Sempre per restare in questo gioco dei numeri condizionato dai se, c’è poi da considerare che l’eventuale 25-27% del Brexit Party sarebbe equivalente o poco inferiore al 27,49% che l’Ukip prese alle ultime elezioni europee. Fu allora che l’orco fece la sua apparizione tenebrosa nelle istituzioni europee. Fu allora che ci si sarebbe dovuti spaventare, ben più che oggi. Tanto più che, mettendo per un attimo da parte conservatori e i laburisti in cui ci sono maggioranze forti (per i laburisti) e più deboli (per i conservatori) comunque europeiste, se si vanno a considerare gli altri partiti, e cioè i Verdi (accreditati dai sondaggi al 10%), la nuova formazione chiamata Change Uk, fondata da transfughi dai Tories e dal Labour espressamente favorevoli a un nuovo referendum (6%), i liberaldemocratici (9%) e i partiti regionalisti scozzese e gallese (4%), la somma dei loro voti supererebbe comunque quelli del partito di Farage.
Insomma, l’inaspettato, e per molti versi improvvido, ritorno sulla scena parlamentare europea dei britannici introdurrà certamente elementi di grande disordine ma non sposterà l’equilibrio dell’assemblea a favore dei sovranisti euroscettici. Anche perché alle eventuali elezioni organizzate all’ultimo minuto si presenterà un partito laburista cui viene accreditato un notevole vantaggio sui conservatori con uno score che, qualcuno sostiene, si collocherebbe sul 30%, al di sopra cioè anche del presunto exploit dei faragisti e andrebbe a recare un po’ di soccorso alle decimate file del gruppo socialisti & democratici.

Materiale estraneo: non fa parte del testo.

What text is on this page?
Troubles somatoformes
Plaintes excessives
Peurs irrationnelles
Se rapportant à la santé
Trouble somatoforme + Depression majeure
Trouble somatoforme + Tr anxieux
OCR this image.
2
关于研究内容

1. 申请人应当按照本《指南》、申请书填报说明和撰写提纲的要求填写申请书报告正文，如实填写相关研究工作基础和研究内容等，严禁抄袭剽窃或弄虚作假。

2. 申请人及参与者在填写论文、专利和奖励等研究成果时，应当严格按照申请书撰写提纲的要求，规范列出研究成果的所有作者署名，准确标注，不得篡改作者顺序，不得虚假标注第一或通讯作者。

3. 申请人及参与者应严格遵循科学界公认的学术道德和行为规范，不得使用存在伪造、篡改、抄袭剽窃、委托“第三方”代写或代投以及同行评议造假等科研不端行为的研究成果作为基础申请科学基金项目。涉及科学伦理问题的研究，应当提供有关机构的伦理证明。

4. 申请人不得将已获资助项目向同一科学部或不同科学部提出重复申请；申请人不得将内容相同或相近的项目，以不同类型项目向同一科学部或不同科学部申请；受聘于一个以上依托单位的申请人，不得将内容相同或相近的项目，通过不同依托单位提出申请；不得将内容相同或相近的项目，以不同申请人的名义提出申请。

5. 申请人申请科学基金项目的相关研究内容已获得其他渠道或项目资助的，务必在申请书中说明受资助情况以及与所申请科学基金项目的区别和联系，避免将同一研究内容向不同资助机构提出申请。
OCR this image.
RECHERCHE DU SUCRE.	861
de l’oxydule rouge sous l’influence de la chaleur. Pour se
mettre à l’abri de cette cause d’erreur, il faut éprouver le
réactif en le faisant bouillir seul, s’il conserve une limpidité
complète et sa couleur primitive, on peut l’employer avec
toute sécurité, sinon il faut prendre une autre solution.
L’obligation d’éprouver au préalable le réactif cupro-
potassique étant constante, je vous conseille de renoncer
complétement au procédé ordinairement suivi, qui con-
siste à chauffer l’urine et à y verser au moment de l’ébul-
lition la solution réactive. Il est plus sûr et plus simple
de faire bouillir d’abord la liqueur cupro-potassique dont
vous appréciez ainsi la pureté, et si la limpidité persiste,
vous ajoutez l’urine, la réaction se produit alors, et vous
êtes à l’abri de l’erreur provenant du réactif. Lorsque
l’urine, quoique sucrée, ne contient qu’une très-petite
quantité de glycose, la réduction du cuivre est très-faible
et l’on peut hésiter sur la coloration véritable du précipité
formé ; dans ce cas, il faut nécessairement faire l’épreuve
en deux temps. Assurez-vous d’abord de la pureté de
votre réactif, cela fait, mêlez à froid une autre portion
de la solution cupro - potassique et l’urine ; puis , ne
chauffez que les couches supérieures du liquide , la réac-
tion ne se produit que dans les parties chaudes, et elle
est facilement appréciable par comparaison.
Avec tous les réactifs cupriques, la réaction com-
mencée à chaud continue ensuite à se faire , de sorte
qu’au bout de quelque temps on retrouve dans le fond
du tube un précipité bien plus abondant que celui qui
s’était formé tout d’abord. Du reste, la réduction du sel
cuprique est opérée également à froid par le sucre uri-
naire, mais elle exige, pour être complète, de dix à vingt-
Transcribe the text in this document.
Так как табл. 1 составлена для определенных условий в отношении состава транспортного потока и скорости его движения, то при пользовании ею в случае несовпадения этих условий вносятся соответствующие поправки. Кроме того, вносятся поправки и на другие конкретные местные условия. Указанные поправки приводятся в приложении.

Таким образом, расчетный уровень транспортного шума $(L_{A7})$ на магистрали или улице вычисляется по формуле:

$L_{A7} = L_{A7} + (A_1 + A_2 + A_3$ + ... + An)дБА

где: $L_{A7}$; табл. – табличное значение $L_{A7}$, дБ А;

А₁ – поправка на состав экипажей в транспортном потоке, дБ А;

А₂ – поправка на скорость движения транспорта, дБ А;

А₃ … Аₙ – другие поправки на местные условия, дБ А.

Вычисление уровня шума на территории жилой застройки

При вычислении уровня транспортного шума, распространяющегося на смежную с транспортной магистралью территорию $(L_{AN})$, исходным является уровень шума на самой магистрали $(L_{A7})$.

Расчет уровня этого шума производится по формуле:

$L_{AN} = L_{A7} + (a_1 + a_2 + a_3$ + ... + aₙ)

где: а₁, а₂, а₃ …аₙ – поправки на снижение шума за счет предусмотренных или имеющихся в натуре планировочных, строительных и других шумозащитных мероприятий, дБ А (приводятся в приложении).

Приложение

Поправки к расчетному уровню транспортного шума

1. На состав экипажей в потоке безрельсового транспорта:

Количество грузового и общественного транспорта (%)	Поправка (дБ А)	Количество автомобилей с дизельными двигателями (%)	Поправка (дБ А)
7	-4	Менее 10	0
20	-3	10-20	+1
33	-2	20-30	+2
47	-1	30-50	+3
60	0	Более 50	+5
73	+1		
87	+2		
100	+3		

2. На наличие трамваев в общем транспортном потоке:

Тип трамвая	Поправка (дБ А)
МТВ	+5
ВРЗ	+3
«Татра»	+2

Chi ha avuto la pazienza di districarsi in questa selva di numeri, tutti molto virtuali perché provengono da istituti di sondaggi non sempre affidabilissimi sparati da giornali inglesi inclini agli scoop d’effetto e tradizionalmente nemici di “quelli di Bruxelles”, si chiederà ora che effetti potrebbe avere questa resistibile ascesa di Nigel Farage sull’assetto dei rapporti nel futuro parlamento europeo. Dato il disordine che regna attualmente nel campo dell’estrema destra populista e/o sovranista è abbastanza difficile prevederlo. Nel parlamento uscente l’Ukip dispone di 24 deputati che, insieme con i cinquestelle italiani, costituiscono il gruppo Europa della Libertà e delle Democrazia Diretta (EFDD). Si tratta del gruppo più diviso al suo interno dell’intera assemblea: nella legislatura agli sgoccioli le sue componenti hanno votato nello stesso modo solo nel 48% dei casi, contro una media dell’85% degli altri gruppi. È noto che i pentastellati cercarono, con un clamoroso voltafaccia, di sottrarsi all’abbraccio di Farage (che all’inizio piaceva molto a Beppe Grillo) per confluire nell’ALDE, il gruppo liberale. L’operazione venne bloccata dall’opposizione di quasi tutti i partiti rappresentati nell’ALDE.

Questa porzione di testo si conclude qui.